UCS2

Universal two byte coded Character Set

Other
Introduced in R99
A 16-bit character encoding standard used in 3GPP networks for representing text, particularly for SMS and control plane signaling. It enables consistent international text handling by providing a fixed two-byte representation for each character, supporting a wide range of languages and scripts.

Description

UCS2, the Universal two byte coded Character Set, is a fundamental character encoding scheme standardized within 3GPP. It is based on the ISO/IEC 10646 Universal Character Set (UCS) and uses a fixed 16-bit (two-byte) representation for every character. This encoding maps directly to the Basic Multilingual Plane (BMP) of Unicode, covering code points from U+0000 to U+FFFF. In the 3GPP architecture, UCS2 is primarily employed in the Non-Access Stratum (NAS) and for messaging services like Short Message Service (SMS) to ensure text data is transmitted in a consistent, universally interpretable format across different network elements and user equipment from various manufacturers.

Technically, UCS2 operates by assigning each character a unique 16-bit code unit. This is in contrast to variable-length encodings like UTF-8. When a device or network element needs to send text, it converts the string into a sequence of these 16-bit values. For SMS, this encoding is specified in the TP-User-Data field, allowing messages to contain characters from diverse languages such as Arabic, Chinese, Greek, or Cyrillic, provided all characters reside within the BMP. The encoding is handled by the protocol layers responsible for user data adaptation and signaling message construction.
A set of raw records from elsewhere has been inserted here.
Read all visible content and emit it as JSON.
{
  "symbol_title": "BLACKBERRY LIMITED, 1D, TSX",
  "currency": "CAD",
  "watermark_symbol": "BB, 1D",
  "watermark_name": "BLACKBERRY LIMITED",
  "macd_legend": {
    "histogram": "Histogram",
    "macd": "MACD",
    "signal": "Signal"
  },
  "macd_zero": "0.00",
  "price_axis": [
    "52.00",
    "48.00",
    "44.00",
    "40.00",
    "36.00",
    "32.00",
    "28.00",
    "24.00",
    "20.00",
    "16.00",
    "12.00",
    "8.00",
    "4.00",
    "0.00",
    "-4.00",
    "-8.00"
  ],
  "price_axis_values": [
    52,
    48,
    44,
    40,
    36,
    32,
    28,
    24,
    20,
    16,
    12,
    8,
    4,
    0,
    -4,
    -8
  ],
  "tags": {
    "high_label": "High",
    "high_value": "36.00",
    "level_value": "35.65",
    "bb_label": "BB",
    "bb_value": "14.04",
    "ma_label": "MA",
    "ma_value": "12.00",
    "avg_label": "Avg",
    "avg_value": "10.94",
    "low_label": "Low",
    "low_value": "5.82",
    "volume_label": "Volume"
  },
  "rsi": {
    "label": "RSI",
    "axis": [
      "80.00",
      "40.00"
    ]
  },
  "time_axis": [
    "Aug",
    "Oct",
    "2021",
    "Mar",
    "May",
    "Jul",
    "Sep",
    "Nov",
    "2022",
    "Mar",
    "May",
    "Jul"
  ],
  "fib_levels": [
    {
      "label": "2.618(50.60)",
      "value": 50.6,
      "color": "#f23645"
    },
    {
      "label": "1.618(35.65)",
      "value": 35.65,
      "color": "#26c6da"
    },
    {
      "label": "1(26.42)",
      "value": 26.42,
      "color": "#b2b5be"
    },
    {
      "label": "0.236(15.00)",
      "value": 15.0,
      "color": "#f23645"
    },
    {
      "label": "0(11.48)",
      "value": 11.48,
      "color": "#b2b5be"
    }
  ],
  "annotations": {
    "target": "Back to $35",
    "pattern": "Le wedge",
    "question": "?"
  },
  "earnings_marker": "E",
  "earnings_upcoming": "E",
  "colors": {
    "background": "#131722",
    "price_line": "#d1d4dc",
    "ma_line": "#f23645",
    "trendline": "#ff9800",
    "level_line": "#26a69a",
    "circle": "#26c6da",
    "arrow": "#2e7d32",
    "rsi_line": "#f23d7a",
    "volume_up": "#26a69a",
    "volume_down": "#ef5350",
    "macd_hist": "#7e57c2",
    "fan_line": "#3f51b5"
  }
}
Its role in the network is critical for interoperability and global roaming. Core network nodes like the MSC, SGSN, and HSS, as well as the UE itself, must agree on character representation to correctly display subscriber names, SMS content, and other service-related strings. UCS2 provides this common language. However, it does not support characters outside the BMP (like some emojis or historic scripts), which led to the adoption of UTF-16 in later releases. The encoding is specified across multiple 3GPP technical specifications (TSs) governing vocabulary, services, and secure applications.

Purpose & Motivation

UCS2 was introduced to solve the problem of inconsistent and limited character encoding in early mobile telecommunications systems. Prior to its standardization, networks often used proprietary or regional 7-bit or 8-bit encodings (like GSM 7-bit default alphabet), which severely restricted the range of representable characters and hindered global interoperability. The growth of international roaming and the demand for multilingual services necessitated a unified, extensive character set.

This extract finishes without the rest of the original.